Quando si parla del legame tra cambio climatico e migrazioni si pensa soprattutto all’evoluzione di queste nel lungo periodo. E sicuramene il riscaldamento in corso provocherà effetti sensibili, soprattutto per le popolazioni rese vulnerabili dalla crescita del livello marino, che vivono in territori a scarsa elevazione sul livello del mare e che saranno sospinte a scegliere dimore meno esposte. Oltre 200 milioni di persone vivono in zone costiere con una elevazione inferiore al metro, e 700 milioni in fasce di elevazione inferiore ai 10 metri. Il rischio estremo riguarda le piccole isole del Pacifico, alcune delle quali potranno essere sommerse parzialmente o totalmente. Si tratta di un grande problema, che costringerà le popolazioni isolane ad una migrazione definitiva, ma di microscopica entità numerica. Sono però le popolazioni che vivono in aree aride, soggette a processi di desertificazione, che potranno essere spinte all’emigrazione, particolarmente quelle legate alla pastorizia, o a un’agricoltura elementare e non irrigua, nell’Africa Sub-Sahariana e nell’Asia meridionale. Le stime parlano di aree popolate da due o trecento milioni di abitanti, e, in queste, di qualche decina di milioni di persone le cui condizioni di povertà potranno aggravarsi, sospingendole all’emigrazione.
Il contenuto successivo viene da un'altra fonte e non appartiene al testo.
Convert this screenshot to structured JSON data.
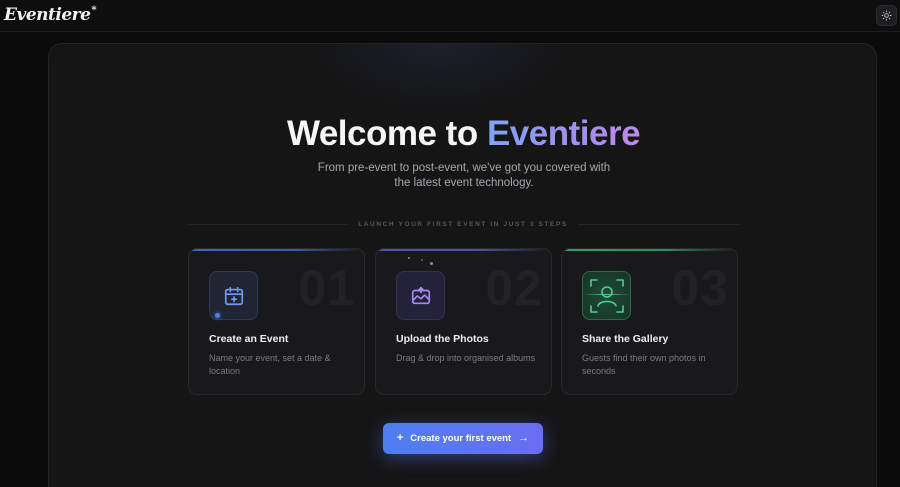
{
  "app": {
    "logo": "Eventiere",
    "logo_mark": "*"
  },
  "hero": {
    "title_prefix": "Welcome to ",
    "title_brand": "Eventiere",
    "subtitle": "From pre-event to post-event, we've got you covered with the latest event technology."
  },
  "steps": {
    "label": "LAUNCH YOUR FIRST EVENT IN JUST 3 STEPS",
    "items": [
      {
        "number": "01",
        "title": "Create an Event",
        "description": "Name your event, set a date & location",
        "icon": "calendar-plus-icon",
        "accent": "#3f63c9"
      },
      {
        "number": "02",
        "title": "Upload the Photos",
        "description": "Drag & drop into organised albums",
        "icon": "image-upload-icon",
        "accent": "#5553b7"
      },
      {
        "number": "03",
        "title": "Share the Gallery",
        "description": "Guests find their own photos in seconds",
        "icon": "user-scan-icon",
        "accent": "#25a56b"
      }
    ]
  },
  "cta": {
    "label": "Create your first event",
    "plus_glyph": "+",
    "arrow_glyph": "→",
    "gradient": [
      "#4e7fee",
      "#6a6ef0"
    ]
  },
  "colors": {
    "background": "#0b0b0c",
    "panel": "#151516",
    "brand_gradient": [
      "#7fa4f2",
      "#a08ef0",
      "#c08ae8"
    ]
  }
}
Si deve alla Banca Mondiale e a Groundswell (un centro di ricerca ad essa associato) una stima dei movimenti migratori  che potrebbero verificarsi nel trentennio 2020-2050, secondo varie ipotesi di andamento climatico2. Per l’Africa sub-Sahariana – di gran lunga più soggetta alla desertificazione – si tratta di 71 milioni nell’ipotesi più pessimista e di 21 milioni per quella che prevede un percorso “more climate friendly”. Cifre imponenti, ma che vanno spalmate su un trentennio: il che significherebbe, e nell’ipotesi più sfavorevole, spostamenti inferiori a 2 milioni e mezzo all’anno per una popolazione che in media, nel trentennio, conta 1 miliardo e mezzo di persone. Cifre sicuramente gestibili per un enorme continente in via di sviluppo. Inoltre si tratterebbe di spostamenti che solo in piccola parte potrebbero tradursi in flussi internazionali. 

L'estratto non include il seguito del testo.